What does it mean for a function $f(\vc{x})$ to be differentiable at the point $\vc{x}=\vc{a}$? The function must be locally be essentially linear, i.e., there must be a linear approximation \begin{align*} L(\vc{x}) = f(\vc{a}) + Df(\vc{a})(\vc{x}-\vc{a}) \end{align*} that is very close to to $f(\vc{x})$ for all $\vc{x}$ near $\vc{a}$. The definition of differentiability means that, for all directions emanating out of $\vc{a}$, $f(\vc{x})$ and $L(\vc{x})$ have the same slope. We can therefore calculate the directional derivatives of $f$ at $\vc{x}$ using $L$ rather than $f$.
Using the definition of directional derivative, we can calculate the directional derivative of $f$ at $\vc{a}$ in the direction of $\vc{u}$: \begin{align*} D_{\vc{u}}f(\vc{a}) &= D_{\vc{u}}L(\vc{a}) = \lim_{h \to 0} \frac{L(\vc{a}+h\vc{u}) - L(\vc{a})}{h}\\ &= \lim_{h \to 0} \frac{hDf(\vc{a})\vc{u}}{h} = \lim_{h \to 0}~ Df(\vc{a})\vc{u} = Df(\vc{a})\vc{u}. \end{align*} Since $Df(\vc{x})$ is a $1 \times n$ row vector and $\vc{u}$ is an $n \times 1$ column vector, the matrix-vector product is a scalar.
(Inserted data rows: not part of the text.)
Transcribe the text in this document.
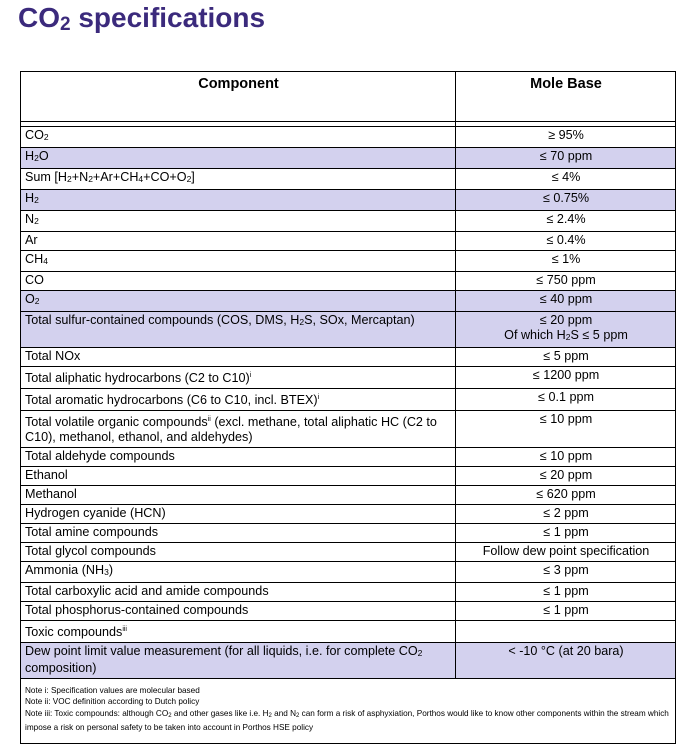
$CO_2$ specifications
Component	Mole Base

$CO_2$	≥ 95%
$H_2O$	≤ 70 ppm
Sum $[H_2+N_2+Ar+CH_4+CO+O_2]$	≤ 4%
$H_2$	≤ 0.75%
$N_2$	≤ 2.4%
Ar	≤ 0.4%
$CH_4$	≤ 1%
CO	≤ 750 ppm
$O_2$	≤ 40 ppm
Total sulfur-contained compounds (COS, DMS, $H_2S$, SOx, Mercaptan)	≤ 20 ppm
Of which $H_2S \le 5$ ppm

Total NOx	≤ 5 ppm
Total aliphatic hydrocarbons (C2 to C10)$^i$	≤ 1200 ppm
Total aromatic hydrocarbons (C6 to C10, incl. BTEX)$^i$	≤ 0.1 ppm
Total volatile organic compounds$^{ii}$ (excl. methane, total aliphatic HC (C2 to C10), methanol, ethanol, and aldehydes)	≤ 10 ppm
Total aldehyde compounds	≤ 10 ppm
Ethanol	≤ 20 ppm
Methanol	≤ 620 ppm
Hydrogen cyanide (HCN)	≤ 2 ppm
Total amine compounds	≤ 1 ppm
Total glycol compounds	Follow dew point specification
Ammonia $(NH_3)$	≤ 3 ppm
Total carboxylic acid and amide compounds	≤ 1 ppm
Total phosphorus-contained compounds	≤ 1 ppm
Toxic compounds$^{iii}$	
Dew point limit value measurement (for all liquids, i.e. for complete $CO_2$ composition)	< -10 °C (at 20 bara)

Note i: Specification values are molecular based
Note ii: VOC definition according to Dutch policy
Note iii: Toxic compounds: although $CO_2$ and other gases like i.e. $H_2$ and $N_2$ can form a risk of asphyxiation, Porthos would like to know other components within the stream which impose a risk on personal safety to be taken into account in Porthos HSE policy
We could rewrite this product as a dot-product between two vectors, by reforming the $1 \times n$ matrix of partial derivatives into a vector. We denote the vector by $\nabla f$ and we call it the gradient. We obtain that the directional derivative is \begin{align*} D_{\vc{u}}f(\vc{a}) = \nabla f(\vc{a}) \cdot \vc{u} \end{align*} as promised.